Strubhart was drafted when he was nineteen, and he served as an Army Ranger with military intelligence, tracking the Vietcong through the jungle on long-range reconnaissance patrols. “Eighteen of us went, and three of us came back,” he said. He had been captured after being knocked out by a concussion grenade and was tortured until he was rescued, three days later, by his fellow Rangers. He returned home with seven Purple Hearts and no job prospects. He married Dee Deanda, a pretty brunette from the South Texas town of Agua Dulce who was a waitress at a local cafe, and after he had worked construction and cowboyed for a while, he started his own home-repair business. Strubhart loved to hunt and work outdoors, and the solitude of living on a ranch appealed to him. After he grew his repair business into a successful construction company, he left it behind to manage Cielo de Cazadores de Codorniz. He built the ranch house himself, out of cedar, and he and Dee moved to a more modest house next door.

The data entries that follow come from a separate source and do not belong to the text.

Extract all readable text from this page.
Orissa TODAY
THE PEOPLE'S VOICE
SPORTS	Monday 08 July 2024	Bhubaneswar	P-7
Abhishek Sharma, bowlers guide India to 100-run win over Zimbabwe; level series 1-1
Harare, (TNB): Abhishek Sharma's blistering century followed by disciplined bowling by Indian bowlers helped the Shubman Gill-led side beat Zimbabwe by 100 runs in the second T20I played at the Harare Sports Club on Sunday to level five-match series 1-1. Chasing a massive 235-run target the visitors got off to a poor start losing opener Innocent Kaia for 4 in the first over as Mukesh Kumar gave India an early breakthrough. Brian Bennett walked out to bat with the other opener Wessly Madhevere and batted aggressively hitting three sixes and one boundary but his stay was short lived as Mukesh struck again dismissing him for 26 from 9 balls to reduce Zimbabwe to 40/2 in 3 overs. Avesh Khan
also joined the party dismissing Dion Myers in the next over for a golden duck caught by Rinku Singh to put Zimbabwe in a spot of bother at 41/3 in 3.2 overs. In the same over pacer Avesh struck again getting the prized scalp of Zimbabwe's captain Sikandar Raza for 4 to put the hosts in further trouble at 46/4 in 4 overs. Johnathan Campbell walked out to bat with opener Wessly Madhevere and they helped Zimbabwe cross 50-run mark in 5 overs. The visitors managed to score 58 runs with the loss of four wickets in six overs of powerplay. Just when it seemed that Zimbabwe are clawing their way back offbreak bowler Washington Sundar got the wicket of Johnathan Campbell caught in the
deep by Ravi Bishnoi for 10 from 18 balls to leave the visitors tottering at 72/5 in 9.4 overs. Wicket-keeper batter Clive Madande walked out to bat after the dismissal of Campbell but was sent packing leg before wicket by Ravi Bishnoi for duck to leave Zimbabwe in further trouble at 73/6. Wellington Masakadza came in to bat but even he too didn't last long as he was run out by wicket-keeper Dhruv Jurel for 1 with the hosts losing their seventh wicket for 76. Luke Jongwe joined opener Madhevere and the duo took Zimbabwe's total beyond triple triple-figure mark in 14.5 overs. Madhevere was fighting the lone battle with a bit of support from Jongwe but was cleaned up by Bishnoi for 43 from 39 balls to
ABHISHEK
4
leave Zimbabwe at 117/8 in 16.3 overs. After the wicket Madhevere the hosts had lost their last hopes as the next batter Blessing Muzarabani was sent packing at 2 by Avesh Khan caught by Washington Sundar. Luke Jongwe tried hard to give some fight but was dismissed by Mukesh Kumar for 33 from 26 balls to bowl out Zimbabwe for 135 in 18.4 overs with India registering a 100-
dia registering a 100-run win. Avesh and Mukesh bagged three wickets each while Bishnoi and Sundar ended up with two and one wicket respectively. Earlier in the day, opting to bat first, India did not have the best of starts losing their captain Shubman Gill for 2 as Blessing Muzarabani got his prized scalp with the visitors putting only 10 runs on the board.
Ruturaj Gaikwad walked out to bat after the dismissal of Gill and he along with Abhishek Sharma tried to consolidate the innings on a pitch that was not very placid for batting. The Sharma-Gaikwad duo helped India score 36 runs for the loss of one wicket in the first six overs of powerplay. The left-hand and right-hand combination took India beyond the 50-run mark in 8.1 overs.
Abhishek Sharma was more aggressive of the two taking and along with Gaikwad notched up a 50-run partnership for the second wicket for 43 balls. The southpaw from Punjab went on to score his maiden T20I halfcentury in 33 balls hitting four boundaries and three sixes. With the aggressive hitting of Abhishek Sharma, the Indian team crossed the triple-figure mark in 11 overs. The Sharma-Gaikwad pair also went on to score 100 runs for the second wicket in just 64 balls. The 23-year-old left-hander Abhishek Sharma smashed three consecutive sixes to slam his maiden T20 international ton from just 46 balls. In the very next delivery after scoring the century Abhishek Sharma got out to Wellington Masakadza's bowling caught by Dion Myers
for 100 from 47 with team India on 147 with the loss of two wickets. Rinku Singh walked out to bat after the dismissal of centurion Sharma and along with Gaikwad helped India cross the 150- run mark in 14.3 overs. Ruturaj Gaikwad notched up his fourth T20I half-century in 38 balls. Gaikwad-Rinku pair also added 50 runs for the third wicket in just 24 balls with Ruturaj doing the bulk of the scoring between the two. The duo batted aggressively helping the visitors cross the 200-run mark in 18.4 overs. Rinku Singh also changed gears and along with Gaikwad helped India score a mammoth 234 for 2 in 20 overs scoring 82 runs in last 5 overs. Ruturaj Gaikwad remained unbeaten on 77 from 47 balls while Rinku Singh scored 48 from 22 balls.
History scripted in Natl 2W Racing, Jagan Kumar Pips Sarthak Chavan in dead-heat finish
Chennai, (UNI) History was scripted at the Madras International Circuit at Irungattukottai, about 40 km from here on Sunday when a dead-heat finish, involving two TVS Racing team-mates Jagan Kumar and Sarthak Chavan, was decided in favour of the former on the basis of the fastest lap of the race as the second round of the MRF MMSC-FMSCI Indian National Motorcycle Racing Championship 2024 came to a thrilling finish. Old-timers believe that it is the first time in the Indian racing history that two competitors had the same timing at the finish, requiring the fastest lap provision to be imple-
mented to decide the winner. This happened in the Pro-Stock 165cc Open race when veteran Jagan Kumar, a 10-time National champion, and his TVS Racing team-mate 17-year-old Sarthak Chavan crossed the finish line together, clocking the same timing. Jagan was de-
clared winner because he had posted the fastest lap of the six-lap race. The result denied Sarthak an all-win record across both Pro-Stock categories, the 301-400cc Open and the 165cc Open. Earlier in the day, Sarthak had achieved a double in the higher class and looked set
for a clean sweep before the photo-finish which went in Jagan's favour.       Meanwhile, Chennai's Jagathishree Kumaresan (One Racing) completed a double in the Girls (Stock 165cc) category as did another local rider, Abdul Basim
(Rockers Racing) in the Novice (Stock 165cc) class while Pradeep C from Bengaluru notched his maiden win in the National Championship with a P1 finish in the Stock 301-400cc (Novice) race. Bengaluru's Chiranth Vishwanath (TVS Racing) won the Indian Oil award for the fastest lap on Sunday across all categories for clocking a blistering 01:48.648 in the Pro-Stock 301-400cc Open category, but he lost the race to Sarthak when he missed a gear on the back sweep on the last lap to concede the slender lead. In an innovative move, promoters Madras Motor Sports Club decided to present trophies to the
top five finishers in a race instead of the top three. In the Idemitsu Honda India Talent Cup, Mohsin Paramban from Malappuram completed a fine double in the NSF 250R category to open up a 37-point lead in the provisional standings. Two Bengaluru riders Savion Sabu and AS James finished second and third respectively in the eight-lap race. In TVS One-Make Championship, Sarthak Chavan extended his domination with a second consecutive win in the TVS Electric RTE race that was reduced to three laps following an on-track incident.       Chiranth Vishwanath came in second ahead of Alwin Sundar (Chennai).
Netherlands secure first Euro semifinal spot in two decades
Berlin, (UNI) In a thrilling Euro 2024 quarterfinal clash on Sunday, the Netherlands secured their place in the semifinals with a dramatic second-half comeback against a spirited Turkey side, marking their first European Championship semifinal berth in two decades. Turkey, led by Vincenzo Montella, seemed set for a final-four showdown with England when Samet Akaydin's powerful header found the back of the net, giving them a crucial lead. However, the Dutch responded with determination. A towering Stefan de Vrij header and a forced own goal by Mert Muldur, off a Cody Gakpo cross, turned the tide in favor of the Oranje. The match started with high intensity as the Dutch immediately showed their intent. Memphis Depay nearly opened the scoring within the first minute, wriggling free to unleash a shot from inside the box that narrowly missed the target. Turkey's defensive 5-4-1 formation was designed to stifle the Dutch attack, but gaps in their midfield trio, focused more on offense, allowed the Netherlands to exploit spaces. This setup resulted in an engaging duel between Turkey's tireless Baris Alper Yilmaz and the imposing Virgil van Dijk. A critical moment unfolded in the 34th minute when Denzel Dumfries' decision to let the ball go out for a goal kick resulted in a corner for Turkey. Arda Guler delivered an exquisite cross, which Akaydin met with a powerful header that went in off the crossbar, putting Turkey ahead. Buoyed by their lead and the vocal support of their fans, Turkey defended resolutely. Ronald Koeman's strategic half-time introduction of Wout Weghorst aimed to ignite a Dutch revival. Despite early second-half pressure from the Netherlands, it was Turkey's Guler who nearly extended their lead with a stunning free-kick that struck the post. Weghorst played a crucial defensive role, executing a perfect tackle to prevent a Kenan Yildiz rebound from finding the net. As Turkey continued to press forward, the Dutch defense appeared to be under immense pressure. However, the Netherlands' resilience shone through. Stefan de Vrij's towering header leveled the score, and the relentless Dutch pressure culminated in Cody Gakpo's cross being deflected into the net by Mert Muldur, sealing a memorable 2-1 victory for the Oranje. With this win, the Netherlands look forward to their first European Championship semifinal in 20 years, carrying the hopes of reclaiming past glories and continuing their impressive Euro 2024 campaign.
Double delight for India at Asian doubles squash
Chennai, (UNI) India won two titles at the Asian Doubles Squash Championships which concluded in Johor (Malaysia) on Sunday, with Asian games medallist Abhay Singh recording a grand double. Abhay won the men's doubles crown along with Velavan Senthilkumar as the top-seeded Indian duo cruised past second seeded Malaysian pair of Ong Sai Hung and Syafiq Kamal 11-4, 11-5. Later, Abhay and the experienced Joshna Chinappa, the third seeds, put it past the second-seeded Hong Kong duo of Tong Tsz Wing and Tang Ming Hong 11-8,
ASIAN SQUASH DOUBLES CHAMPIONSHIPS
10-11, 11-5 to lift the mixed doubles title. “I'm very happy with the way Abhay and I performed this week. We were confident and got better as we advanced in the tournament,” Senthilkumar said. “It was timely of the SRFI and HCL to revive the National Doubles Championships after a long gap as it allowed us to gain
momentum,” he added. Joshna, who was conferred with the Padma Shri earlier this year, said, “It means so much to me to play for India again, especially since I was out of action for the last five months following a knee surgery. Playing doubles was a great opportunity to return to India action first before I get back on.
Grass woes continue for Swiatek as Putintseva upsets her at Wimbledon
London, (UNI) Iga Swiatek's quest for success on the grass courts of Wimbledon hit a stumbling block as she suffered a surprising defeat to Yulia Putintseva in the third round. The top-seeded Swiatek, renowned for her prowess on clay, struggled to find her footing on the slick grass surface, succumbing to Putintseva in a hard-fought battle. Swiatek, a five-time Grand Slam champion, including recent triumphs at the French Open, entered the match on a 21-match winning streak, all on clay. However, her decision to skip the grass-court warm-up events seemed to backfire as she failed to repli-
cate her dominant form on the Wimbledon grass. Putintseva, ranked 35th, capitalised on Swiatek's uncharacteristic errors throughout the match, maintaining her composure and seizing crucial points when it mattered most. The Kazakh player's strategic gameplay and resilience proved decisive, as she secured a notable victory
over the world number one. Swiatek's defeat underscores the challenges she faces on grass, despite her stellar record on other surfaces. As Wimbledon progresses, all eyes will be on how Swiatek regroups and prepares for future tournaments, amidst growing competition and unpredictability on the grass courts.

At the time, Border Patrol initiatives in El Paso and San Diego were having some success, and traffic was shifting to more-desolate crossing points, which led north through places like Kenedy County. Strubhart was stranded in the middle, left to find the sick and the lost who stumbled out of the brush. The ones who were in the worst shape made their way to the house. “Dee and I came back from town a few years ago, and a thirteen-year-old girl—she didn’t weigh seventy pounds soaking wet—was lying in our driveway, next to the dogs,” Strubhart said. “She’d been lost out here for three days and three nights. She was scared to death; she couldn’t hardly breathe. She’d been drinking dirty water out of the troughs, and her clothes were torn and filthy. She was from El Salvador, and she was trying to get to her brothers who lived in North Carolina. Her daddy had sold some cattle so she could cross. It was raining, and she was shivering when we found her. We sat her down on the porch, and Dee put the girl’s head in her lap and tried to calm her down.”

Strubhart calls the Border Patrol whenever he sees illegal immigrants passing through the ranch, and he is grateful for the help, but he is unsure what effect they have on the number of people crossing through the property. “When we go quail hunting, we have pointers—the best hunting dogs in the world—and they don’t find but twenty percent of the coveys,” he said. “And we know where the coveys are. Immigration has told me that they think they catch about ten percent of people coming through here.”